This study is the second in the British Council Validation Series to focus on investigating test comparability. These studies aim to contribute to the theoretical framework for carrying out such comparability studies by using the socio-cognitive model for language test validation to design a multimethod data collection and analysis approach. In particular, an important part of both studies has been the use of detailed content analysis approaches to build a construct definition to inform interpretation of other sources of data, particularly quantitative data analysis evidence. This research focus is also informed by, and contributes to, the importance of localisation within the theoretical framework of test development and validation which has been at the centre of the Aptis test development approach from the beginning (see O’Sullivan, 2015a, O’Sullivan and Dunlea, 2015).
This particular study, as with Wu et al. (2016), reports on a comparability study of two EFL proficiency tests which use an international proficiency framework, the Common European Framework of Reference for Languages (CEFR), as an important source of feedback for test takers. The two tests in this study are VSTEP, a pen-and-paper test in Vietnam targeting CEFR levels B1 to C1, and APTIS, an international computer-based test targeting CEFR levels A1 to B2. The VSTEP is recognised by universities in Vietnam as certification of English proficiency for the purpose of meeting graduation requirements stipulated by the Ministry of Education. Aptis is used for a range of purposes in international settings, including by higher education institutions in EFL contexts.

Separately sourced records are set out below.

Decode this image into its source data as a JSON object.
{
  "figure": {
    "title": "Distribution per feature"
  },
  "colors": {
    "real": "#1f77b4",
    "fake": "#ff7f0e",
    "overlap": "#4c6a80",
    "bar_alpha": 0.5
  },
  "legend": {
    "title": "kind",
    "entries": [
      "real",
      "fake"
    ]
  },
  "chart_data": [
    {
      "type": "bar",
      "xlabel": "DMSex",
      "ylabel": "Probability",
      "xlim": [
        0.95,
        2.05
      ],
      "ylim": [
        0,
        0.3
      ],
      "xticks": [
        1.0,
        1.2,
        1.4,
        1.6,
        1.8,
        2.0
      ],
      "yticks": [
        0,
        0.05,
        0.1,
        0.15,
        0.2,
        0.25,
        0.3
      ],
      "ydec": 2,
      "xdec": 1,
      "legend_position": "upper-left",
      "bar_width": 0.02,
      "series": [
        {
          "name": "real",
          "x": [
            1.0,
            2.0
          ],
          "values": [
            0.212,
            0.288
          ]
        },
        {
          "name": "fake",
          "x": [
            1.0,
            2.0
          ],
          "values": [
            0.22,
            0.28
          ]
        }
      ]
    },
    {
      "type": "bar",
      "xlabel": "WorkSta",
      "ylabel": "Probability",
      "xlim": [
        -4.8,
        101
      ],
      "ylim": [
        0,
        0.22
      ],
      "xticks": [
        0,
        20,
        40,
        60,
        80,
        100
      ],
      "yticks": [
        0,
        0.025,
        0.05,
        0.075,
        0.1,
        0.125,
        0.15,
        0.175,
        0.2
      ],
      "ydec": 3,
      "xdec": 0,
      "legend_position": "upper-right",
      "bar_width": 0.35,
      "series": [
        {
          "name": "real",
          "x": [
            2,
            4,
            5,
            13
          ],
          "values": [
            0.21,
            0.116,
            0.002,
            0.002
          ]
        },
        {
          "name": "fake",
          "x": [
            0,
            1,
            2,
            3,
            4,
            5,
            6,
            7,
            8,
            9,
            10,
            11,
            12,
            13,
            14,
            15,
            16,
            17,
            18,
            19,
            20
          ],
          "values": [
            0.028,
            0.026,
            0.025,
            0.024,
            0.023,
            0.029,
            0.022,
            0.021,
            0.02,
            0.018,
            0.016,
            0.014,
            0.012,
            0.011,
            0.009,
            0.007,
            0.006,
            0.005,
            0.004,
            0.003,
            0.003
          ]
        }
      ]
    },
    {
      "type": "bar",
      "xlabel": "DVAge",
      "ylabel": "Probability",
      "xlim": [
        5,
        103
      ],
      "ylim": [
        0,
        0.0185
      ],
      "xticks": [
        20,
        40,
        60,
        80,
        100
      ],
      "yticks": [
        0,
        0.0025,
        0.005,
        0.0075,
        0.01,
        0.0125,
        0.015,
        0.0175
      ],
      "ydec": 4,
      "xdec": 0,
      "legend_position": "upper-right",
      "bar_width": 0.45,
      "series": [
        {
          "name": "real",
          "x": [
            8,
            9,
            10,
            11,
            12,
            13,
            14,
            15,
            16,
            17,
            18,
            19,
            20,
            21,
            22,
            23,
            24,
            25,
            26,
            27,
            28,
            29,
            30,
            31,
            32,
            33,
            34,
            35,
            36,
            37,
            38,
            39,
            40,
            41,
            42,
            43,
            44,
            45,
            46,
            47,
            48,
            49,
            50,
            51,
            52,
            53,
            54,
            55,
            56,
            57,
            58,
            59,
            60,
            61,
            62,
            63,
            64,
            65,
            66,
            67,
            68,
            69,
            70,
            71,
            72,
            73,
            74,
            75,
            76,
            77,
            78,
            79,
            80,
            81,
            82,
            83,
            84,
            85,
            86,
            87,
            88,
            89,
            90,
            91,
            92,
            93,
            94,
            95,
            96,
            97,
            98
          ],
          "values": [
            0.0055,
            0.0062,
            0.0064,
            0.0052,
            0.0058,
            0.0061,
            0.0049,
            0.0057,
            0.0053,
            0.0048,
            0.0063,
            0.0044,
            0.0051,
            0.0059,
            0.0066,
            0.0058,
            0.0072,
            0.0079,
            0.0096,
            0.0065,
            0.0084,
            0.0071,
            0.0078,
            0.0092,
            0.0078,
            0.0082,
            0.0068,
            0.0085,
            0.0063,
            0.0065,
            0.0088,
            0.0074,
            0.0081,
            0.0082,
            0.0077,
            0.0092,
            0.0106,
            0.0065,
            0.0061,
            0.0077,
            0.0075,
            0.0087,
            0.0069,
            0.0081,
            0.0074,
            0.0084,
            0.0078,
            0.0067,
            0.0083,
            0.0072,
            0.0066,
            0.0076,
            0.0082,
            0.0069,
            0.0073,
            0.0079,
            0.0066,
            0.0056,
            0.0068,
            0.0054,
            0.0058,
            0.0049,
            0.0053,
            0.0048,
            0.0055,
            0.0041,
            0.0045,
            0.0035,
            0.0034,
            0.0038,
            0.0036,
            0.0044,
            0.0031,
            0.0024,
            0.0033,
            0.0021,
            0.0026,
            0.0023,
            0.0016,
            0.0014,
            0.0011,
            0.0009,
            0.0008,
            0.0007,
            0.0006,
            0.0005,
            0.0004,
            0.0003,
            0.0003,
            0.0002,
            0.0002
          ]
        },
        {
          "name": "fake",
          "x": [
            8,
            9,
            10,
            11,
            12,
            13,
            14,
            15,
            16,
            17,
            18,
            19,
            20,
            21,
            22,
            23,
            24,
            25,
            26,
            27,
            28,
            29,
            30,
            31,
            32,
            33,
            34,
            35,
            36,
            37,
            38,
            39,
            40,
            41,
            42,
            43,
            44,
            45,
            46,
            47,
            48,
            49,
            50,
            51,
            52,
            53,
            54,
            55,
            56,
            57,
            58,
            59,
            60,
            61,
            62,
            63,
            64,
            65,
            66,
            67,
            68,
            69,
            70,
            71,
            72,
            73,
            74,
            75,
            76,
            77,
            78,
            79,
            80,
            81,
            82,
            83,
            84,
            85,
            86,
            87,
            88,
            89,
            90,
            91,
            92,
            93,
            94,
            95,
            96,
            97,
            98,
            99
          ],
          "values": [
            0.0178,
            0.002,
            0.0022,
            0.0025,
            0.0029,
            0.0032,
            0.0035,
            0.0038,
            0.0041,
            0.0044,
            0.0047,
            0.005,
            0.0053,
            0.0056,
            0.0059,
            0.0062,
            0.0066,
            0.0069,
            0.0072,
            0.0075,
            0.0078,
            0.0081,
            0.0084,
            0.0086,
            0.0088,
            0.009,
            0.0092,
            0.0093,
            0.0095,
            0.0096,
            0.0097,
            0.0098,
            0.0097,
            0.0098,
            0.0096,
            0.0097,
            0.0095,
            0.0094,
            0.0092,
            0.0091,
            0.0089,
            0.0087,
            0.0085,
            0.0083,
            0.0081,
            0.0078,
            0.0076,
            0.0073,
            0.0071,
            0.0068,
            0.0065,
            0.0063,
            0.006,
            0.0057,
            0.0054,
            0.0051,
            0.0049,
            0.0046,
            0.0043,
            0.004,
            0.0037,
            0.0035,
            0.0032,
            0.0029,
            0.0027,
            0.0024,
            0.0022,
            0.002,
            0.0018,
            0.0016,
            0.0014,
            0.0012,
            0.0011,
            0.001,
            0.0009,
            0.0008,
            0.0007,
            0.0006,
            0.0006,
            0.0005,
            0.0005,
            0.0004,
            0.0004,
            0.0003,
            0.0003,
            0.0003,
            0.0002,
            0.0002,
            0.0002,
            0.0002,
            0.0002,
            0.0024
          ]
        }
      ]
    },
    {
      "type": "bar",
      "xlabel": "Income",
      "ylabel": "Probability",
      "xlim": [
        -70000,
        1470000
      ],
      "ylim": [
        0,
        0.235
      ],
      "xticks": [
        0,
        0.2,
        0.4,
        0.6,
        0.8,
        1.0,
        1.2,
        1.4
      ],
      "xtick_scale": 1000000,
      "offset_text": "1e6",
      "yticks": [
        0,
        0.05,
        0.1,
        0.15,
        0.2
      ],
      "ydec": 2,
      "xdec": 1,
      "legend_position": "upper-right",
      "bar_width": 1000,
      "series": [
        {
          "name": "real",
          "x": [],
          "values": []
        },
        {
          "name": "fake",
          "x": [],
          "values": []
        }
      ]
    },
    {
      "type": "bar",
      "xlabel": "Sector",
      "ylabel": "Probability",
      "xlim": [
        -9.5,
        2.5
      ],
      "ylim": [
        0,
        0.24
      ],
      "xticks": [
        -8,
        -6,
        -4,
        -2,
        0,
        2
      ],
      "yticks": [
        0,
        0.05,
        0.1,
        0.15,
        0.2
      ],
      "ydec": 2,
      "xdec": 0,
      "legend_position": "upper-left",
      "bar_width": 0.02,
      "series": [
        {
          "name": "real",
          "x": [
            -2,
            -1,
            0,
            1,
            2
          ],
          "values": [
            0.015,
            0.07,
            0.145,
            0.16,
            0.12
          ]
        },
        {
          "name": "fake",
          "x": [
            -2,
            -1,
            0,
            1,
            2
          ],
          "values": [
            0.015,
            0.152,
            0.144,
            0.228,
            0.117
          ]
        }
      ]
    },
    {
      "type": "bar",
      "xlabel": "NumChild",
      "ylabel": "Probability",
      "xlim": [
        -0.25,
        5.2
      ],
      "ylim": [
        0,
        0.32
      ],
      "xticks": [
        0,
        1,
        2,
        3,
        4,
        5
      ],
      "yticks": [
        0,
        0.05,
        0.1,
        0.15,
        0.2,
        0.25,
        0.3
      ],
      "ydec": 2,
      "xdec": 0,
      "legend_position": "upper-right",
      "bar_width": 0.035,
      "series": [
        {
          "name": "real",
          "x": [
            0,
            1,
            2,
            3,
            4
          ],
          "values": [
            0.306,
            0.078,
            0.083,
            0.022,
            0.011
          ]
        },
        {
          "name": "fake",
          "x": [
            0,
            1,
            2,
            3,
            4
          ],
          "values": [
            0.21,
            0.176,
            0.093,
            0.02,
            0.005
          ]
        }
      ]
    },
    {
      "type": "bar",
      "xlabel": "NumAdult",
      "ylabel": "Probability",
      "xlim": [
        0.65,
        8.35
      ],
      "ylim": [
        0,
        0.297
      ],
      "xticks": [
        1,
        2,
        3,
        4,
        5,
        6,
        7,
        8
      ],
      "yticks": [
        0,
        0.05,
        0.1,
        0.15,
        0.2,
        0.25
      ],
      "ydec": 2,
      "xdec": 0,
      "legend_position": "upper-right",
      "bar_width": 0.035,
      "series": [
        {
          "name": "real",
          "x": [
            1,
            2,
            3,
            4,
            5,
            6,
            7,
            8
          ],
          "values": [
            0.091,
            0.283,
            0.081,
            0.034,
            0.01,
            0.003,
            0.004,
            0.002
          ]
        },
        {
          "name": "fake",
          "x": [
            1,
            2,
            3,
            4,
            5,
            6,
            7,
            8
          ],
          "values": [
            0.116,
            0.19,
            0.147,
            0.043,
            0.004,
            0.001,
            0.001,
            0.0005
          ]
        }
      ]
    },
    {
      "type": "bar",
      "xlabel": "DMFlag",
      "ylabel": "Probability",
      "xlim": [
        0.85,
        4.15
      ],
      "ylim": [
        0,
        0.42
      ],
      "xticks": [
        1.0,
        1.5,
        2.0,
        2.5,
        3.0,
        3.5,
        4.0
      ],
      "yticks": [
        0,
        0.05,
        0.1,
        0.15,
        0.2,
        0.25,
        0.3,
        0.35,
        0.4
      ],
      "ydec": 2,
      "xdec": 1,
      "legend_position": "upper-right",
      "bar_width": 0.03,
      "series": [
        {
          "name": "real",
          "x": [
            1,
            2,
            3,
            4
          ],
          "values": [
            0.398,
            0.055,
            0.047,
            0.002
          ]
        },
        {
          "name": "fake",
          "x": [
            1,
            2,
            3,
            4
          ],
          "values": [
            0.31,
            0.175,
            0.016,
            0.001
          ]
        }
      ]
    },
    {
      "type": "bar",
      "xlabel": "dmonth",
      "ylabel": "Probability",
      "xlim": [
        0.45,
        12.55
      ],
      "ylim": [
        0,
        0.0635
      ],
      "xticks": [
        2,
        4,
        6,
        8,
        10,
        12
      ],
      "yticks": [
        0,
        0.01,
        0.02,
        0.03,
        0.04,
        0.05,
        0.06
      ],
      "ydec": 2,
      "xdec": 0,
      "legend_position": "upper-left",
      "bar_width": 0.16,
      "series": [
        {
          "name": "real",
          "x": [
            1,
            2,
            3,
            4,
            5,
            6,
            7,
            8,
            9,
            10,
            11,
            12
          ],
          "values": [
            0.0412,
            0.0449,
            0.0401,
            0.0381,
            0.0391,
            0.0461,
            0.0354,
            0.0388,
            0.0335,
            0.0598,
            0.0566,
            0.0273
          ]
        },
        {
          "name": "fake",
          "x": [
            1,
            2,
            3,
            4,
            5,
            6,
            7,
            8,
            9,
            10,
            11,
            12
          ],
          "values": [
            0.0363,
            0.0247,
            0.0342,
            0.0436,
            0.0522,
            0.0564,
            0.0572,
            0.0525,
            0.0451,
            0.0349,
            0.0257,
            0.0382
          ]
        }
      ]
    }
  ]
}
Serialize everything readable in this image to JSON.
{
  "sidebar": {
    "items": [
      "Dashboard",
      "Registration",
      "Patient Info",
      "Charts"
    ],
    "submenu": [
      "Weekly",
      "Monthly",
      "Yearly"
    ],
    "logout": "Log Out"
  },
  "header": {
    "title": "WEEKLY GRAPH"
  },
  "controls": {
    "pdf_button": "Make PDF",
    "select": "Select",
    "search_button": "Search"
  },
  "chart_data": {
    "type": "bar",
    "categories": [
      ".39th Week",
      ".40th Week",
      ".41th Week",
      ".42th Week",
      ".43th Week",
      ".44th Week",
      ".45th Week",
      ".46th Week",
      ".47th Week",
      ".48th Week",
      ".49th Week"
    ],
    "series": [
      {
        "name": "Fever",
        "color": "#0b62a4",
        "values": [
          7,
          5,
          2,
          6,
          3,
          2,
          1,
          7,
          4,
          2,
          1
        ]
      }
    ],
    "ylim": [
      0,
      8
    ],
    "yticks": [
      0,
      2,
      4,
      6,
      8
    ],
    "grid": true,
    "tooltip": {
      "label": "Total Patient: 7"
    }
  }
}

This study reports on both a smaller scale pilot phase at one university to trial the methodology before describing the main phase in which over 400 test takers at three universities in different regions took both tests. The socio-cognitive model for language test development and validation was used to design a multi-method approach. Statistical analysis of test scores includes factor analysis, as well as a concurrent Rasch analysis to place test items from both tests on a common scale. In addition, a comprehensive pro forma, utilising categories drawn from the socio-cognitive model and the growing body of CEFR alignment studies, was developed to evaluate the constructs targeted by both tests. Questionnaire data from test takers also offers interesting insights into the attitudes of the university students regarding such aspects as differences in delivery mode for the productive skills.